Por una temporada, mi primo L fue repartidor de Uber Eats. Era joven y le gustaba estar afuera. Le gustaba, especialmente, andar en bicicleta: solo así se sentía libre, con el aire gris de la Ciudad de México en la cara, los carros haciéndole la competencia.

La bicicleta era lo que más amaba en el mundo. Y lo contagiaba. Tanto así que me enseñó a andar en la mía y me vio pacientemente hacer el ridículo en un parque en la Roma al que fuimos a practicar, educado como estaba en dar clases en las biciescuelas de la Ciudad de México. No se rió ni una vez de esta damisela en apuros, a diferencia de los escatos que hacían piruetas a unos metros.

Como repartidor de Uber no ganaba mucho, pero algo juntaba y, no menos importante, mantenía ocupada su cabeza ansiosa yendo de un lado a otro del norte de la ciudad. Las esperas entre pedidos a veces se alargaban y él pasaba el rato en alguna glorieta de la Gustavo A. Madero, rala en pasto, cotorreando con otros repartidores.
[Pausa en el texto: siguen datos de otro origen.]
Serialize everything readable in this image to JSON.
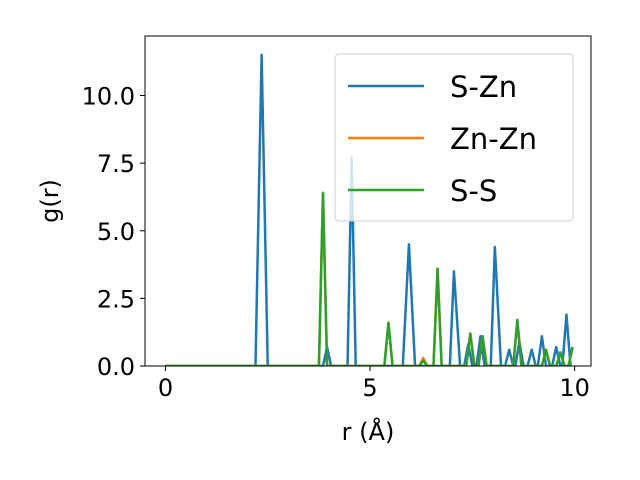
{
  "chart_data": {
    "type": "line",
    "title": "",
    "xlabel": "r (Å)",
    "ylabel": "g(r)",
    "xlim": [
      -0.5,
      10.4
    ],
    "ylim": [
      0,
      12.2
    ],
    "xticks": [
      0,
      5,
      10
    ],
    "xtick_labels": [
      "0",
      "5",
      "10"
    ],
    "yticks": [
      0,
      2.5,
      5,
      7.5,
      10
    ],
    "ytick_labels": [
      "0.0",
      "2.5",
      "5.0",
      "7.5",
      "10.0"
    ],
    "grid": false,
    "legend_position": "top-right",
    "series": [
      {
        "name": "S-Zn",
        "color": "#1f77b4",
        "points": [
          [
            0,
            0
          ],
          [
            2.2,
            0
          ],
          [
            2.35,
            11.5
          ],
          [
            2.5,
            0
          ],
          [
            3.85,
            0
          ],
          [
            3.95,
            0.7
          ],
          [
            4.05,
            0
          ],
          [
            4.45,
            0
          ],
          [
            4.55,
            7.7
          ],
          [
            4.65,
            0
          ],
          [
            5.8,
            0
          ],
          [
            5.95,
            4.5
          ],
          [
            6.1,
            0
          ],
          [
            6.95,
            0
          ],
          [
            7.05,
            3.5
          ],
          [
            7.2,
            0
          ],
          [
            7.3,
            0
          ],
          [
            7.4,
            0.8
          ],
          [
            7.5,
            0
          ],
          [
            7.6,
            0
          ],
          [
            7.7,
            1.1
          ],
          [
            7.8,
            0
          ],
          [
            7.95,
            0
          ],
          [
            8.05,
            4.4
          ],
          [
            8.2,
            0
          ],
          [
            8.3,
            0
          ],
          [
            8.4,
            0.6
          ],
          [
            8.5,
            0
          ],
          [
            8.55,
            0
          ],
          [
            8.65,
            0.9
          ],
          [
            8.75,
            0
          ],
          [
            8.85,
            0
          ],
          [
            8.95,
            0.6
          ],
          [
            9.05,
            0
          ],
          [
            9.1,
            0
          ],
          [
            9.2,
            1.1
          ],
          [
            9.3,
            0
          ],
          [
            9.45,
            0
          ],
          [
            9.55,
            0.7
          ],
          [
            9.65,
            0
          ],
          [
            9.7,
            0
          ],
          [
            9.8,
            1.9
          ],
          [
            9.9,
            0
          ]
        ]
      },
      {
        "name": "Zn-Zn",
        "color": "#ff7f0e",
        "points": [
          [
            0,
            0
          ],
          [
            3.75,
            0
          ],
          [
            3.85,
            6.4
          ],
          [
            3.95,
            0
          ],
          [
            5.35,
            0
          ],
          [
            5.45,
            1.6
          ],
          [
            5.55,
            0
          ],
          [
            6.2,
            0
          ],
          [
            6.3,
            0.3
          ],
          [
            6.4,
            0
          ],
          [
            6.55,
            0
          ],
          [
            6.65,
            3.6
          ],
          [
            6.75,
            0
          ],
          [
            7.35,
            0
          ],
          [
            7.45,
            1.2
          ],
          [
            7.55,
            0
          ],
          [
            7.65,
            0
          ],
          [
            7.75,
            1.1
          ],
          [
            7.85,
            0
          ],
          [
            8.5,
            0
          ],
          [
            8.6,
            1.7
          ],
          [
            8.7,
            0
          ],
          [
            9.2,
            0
          ],
          [
            9.3,
            0.6
          ],
          [
            9.4,
            0
          ],
          [
            9.55,
            0
          ],
          [
            9.65,
            0.5
          ],
          [
            9.75,
            0
          ],
          [
            9.85,
            0
          ],
          [
            9.95,
            0.7
          ]
        ]
      },
      {
        "name": "S-S",
        "color": "#2ca02c",
        "points": [
          [
            0,
            0
          ],
          [
            3.75,
            0
          ],
          [
            3.85,
            6.4
          ],
          [
            3.95,
            0
          ],
          [
            5.35,
            0
          ],
          [
            5.45,
            1.6
          ],
          [
            5.55,
            0
          ],
          [
            6.2,
            0
          ],
          [
            6.3,
            0.2
          ],
          [
            6.4,
            0
          ],
          [
            6.55,
            0
          ],
          [
            6.65,
            3.6
          ],
          [
            6.75,
            0
          ],
          [
            7.35,
            0
          ],
          [
            7.45,
            1.2
          ],
          [
            7.55,
            0
          ],
          [
            7.65,
            0
          ],
          [
            7.75,
            1.1
          ],
          [
            7.85,
            0
          ],
          [
            8.5,
            0
          ],
          [
            8.6,
            1.7
          ],
          [
            8.7,
            0
          ],
          [
            9.2,
            0
          ],
          [
            9.3,
            0.6
          ],
          [
            9.4,
            0
          ],
          [
            9.55,
            0
          ],
          [
            9.65,
            0.5
          ],
          [
            9.75,
            0
          ],
          [
            9.85,
            0
          ],
          [
            9.95,
            0.7
          ]
        ]
      }
    ]
  }
}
Lo sé porque subía videos a Instagram donde se veía asoleado pero contento, riendo con esa voz grave y amable que tenía. 

Lo que ganaba por cada entrega, digamos el combo de hamburguesa que alguien (por ejemplo yo) pedía con una mano mientras con la otra se rascaba el ombligo un sábado por la tarde, le daba una suma de entre $20 y $40. Si él siguiera trabajando de eso, sus ganancias mensuales serían de entre $7,000 y $14,000, dependiendo de qué tan devoto de la causa fuera (entiéndase: de si pedaleara desde el amanecer hasta el agotamiento).
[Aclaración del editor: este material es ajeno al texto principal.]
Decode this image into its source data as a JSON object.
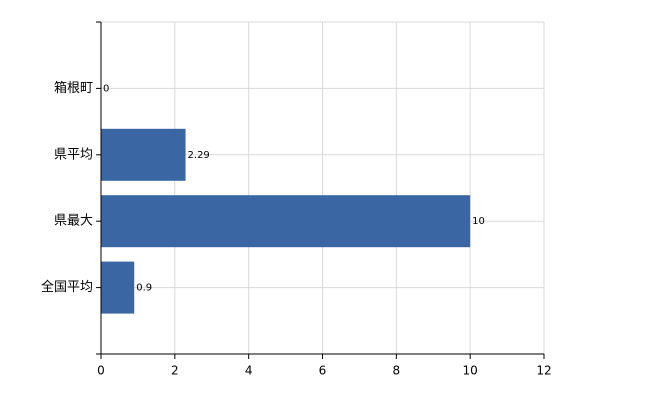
{
  "chart_data": {
    "type": "hbar",
    "categories": [
      "箱根町",
      "県平均",
      "県最大",
      "全国平均"
    ],
    "values": [
      0,
      2.29,
      10,
      0.9
    ],
    "color": "#3a67a3",
    "xlim": [
      0,
      12
    ],
    "xticks": [
      0,
      2,
      4,
      6,
      8,
      10,
      12
    ],
    "grid": true
  }
}
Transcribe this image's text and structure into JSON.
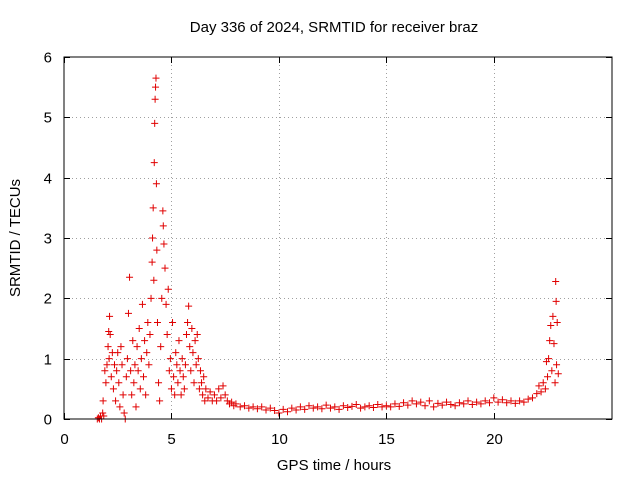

Actualmente, una persona con ese empleo, que además paga por encima de la lamentable media, batallaría para rentar en la Gustavo A. Madero, su alcaldía, la quinta más barata en la ciudad. Una renta promedio ahí está en casi $10,000.

La onda de subidones de renta, de encarecimiento de todo, no sacude nada más las colonias con mayor gentrificación: se está llevando entre sus aguas a todo el ex Distrito Federal. Nos vamos acercando a una ciudad que solo existe para quienes pueden pagarla. Y cada vez menos podemos.

A veces me pongo a pensar cómo viviría L ahora. Cómo sería recorrer en bicicleta las calles de una ciudad cada vez más exclusiva, en el único sentido posible: la que a la vez expulsa gente de su vivienda, pero necesita de esas mismas personas para sostenerla, desde sus caprichos más superfluos hasta el mero corazón de su funcionamiento. Una ciudad que divide con una profunda línea a quiénes merecen vivir en ella y quienes tienen que decir adiós. Me pregunto de qué lado de la línea quedaría él.